Illness made her isolate herself
She was arrested for trespassing in a nursing home in 2008.
Ms Chan Li Shan said: "I was lost. I was looking for a church so that I could become a nun and I walked into a nursing home by accident."
The staff ended up calling the police because "I think they really wanted to help me".
A day later, Ms Chan, who was then 25 and a philosophy student doing her master's at the National University of Singapore, was sent to the Institute of Mental Health (IMH).
She was diagnosed with schizophrenia.
The symptoms had started gradually and had been going on for months before the incident, said Ms Chan, who is now 33.
She said: "I didn't realise I had a mental illness because I've never encountered anyone with mental health issues before, so it was a subject unfamiliar to me.
"I started isolating myself. I even covered my window with a huge blanket and wore earplugs so that I wouldn't have to listen to anything."
It was her mother who helped her, by getting her to seek treatment in April 2009.
She said: "My mother had secretly told a close friend of mineabout my condition, and asked if she could talk me into going for treatment. After a few months, this friend, who happened to be a trained counsellor, got me to agree."
Ms Chan received medication and psychotherapy, but laughter and support from family and loved ones also helped.
In 2013, she started helping others with the same condition under the Peers4Rs programme at IMH.
She said: "I wanted to use my experience for the benefit of others, and peer support gave me an opportunity to do that."
She was formally trained as a peer specialist in 2015 under the Peer Specialist Training programme.
Although Ms Chan is still on medication, she considers herself to have recovered to a certain extent. In 2012, she published a book titled A Philosopher's Madness,a personal account of her schizophrenia.
She is a manager in the mental health team at the National Council of Social Service.
She said: "The reason I'm in this team is because I want to use my experience for the benefit of others."
Helping loved ones with mental illness
The Singapore Mental Health Conference 2016 features international and local speakers, who will share their knowledge and experiences in supporting people with mental health issues across family, community and workplace settings.
Themed Mind Matters, Family Matters, the two-day conference started yesterday at the Singapore Expo.

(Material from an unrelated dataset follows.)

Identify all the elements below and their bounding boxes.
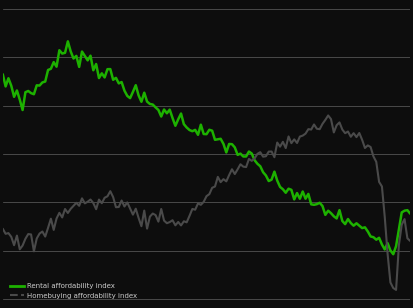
Legend: Rental affordability index, Homebuying affordability index: Rental affordability index, Homebuying a… bbox=[10, 283, 137, 299]
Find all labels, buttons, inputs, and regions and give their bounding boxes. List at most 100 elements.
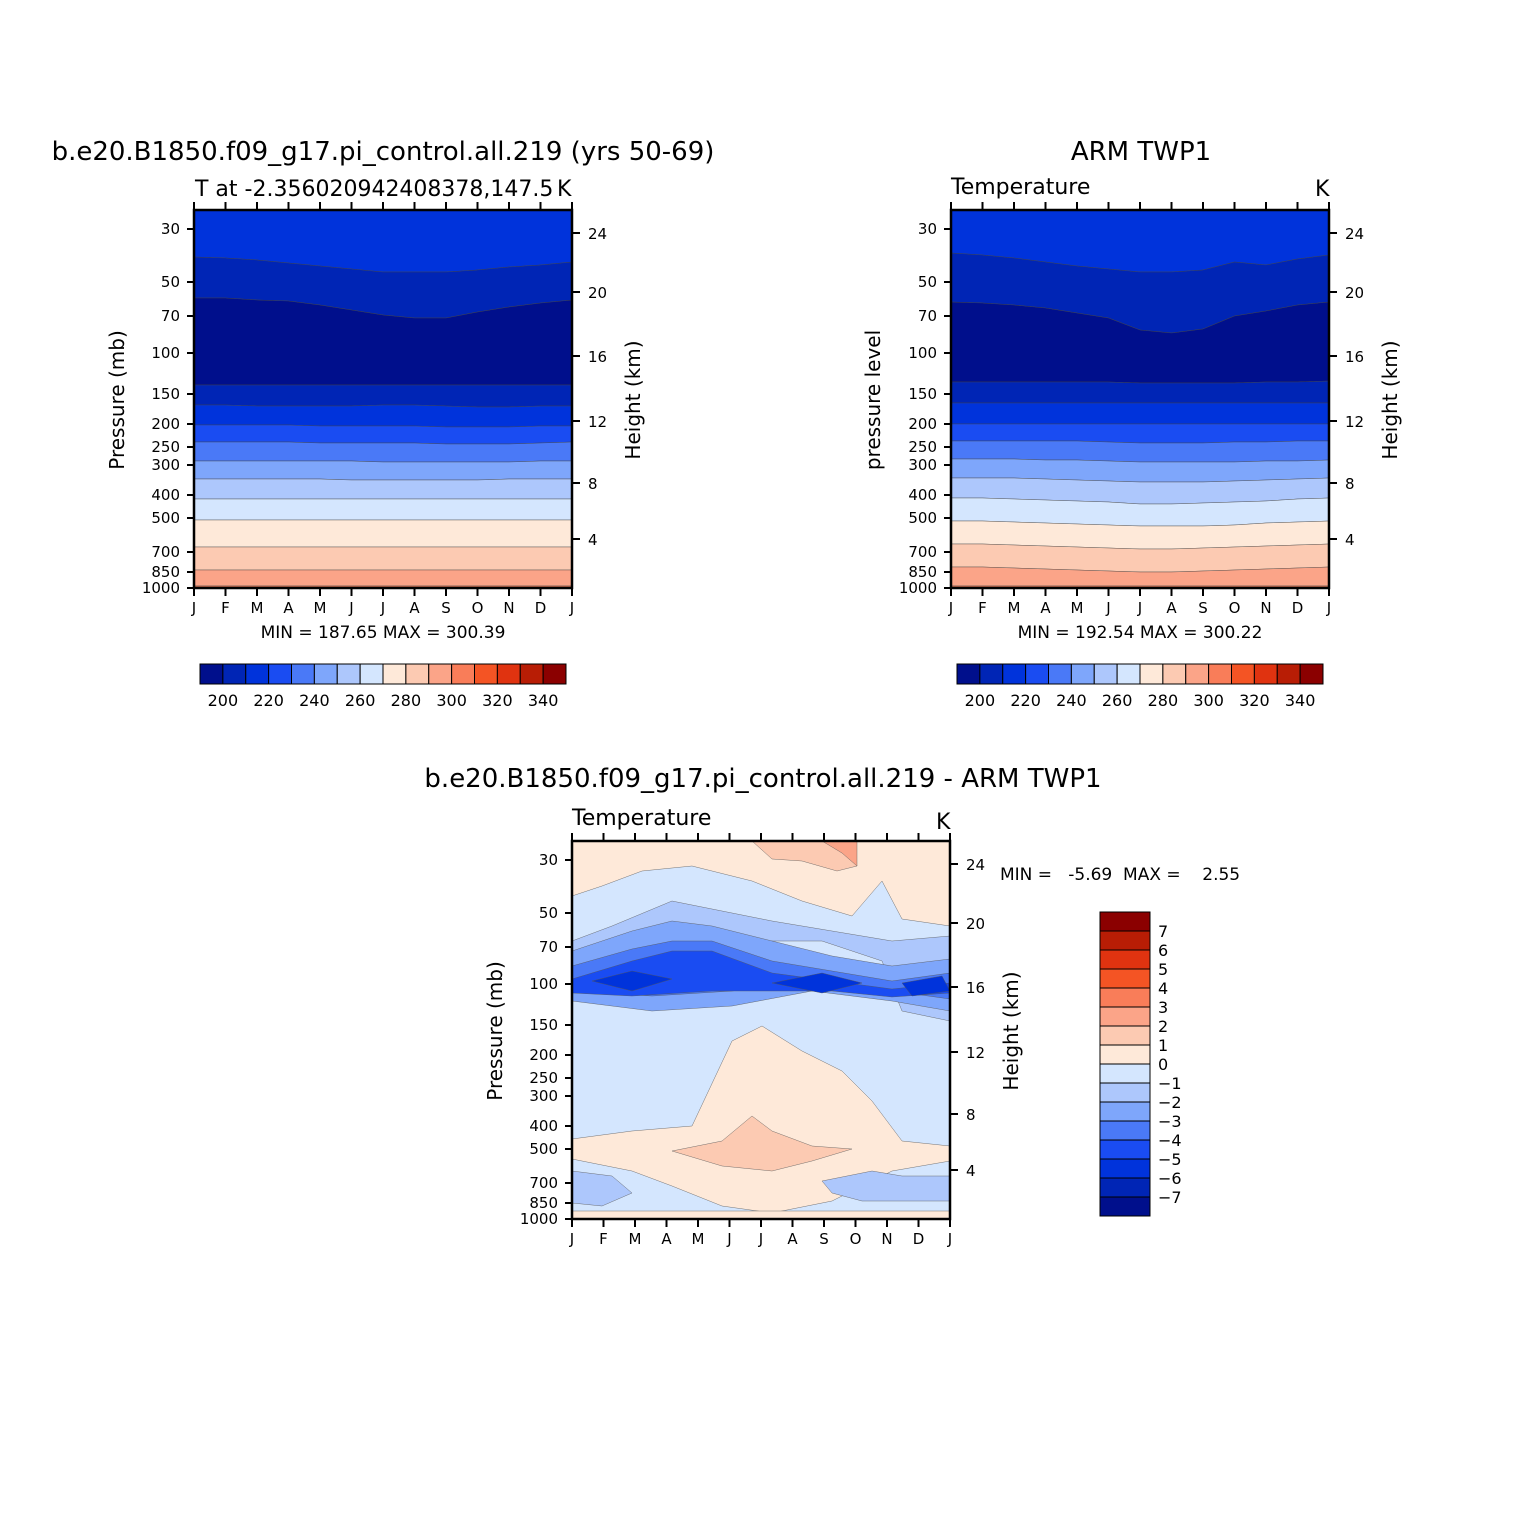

It is jointly organised by the Institute of Mental Health (IMH), Agency for Integrated Care (AIC), National Council of Social Service (NCSS) and the Health Promotion Board (HPB).
Social and Family Development Minister Tan Chuan-Jin, who was the keynote speaker, saidyesterday that the conference is an important platform to share solutions about health and social support available for Singaporeans with mental care needs.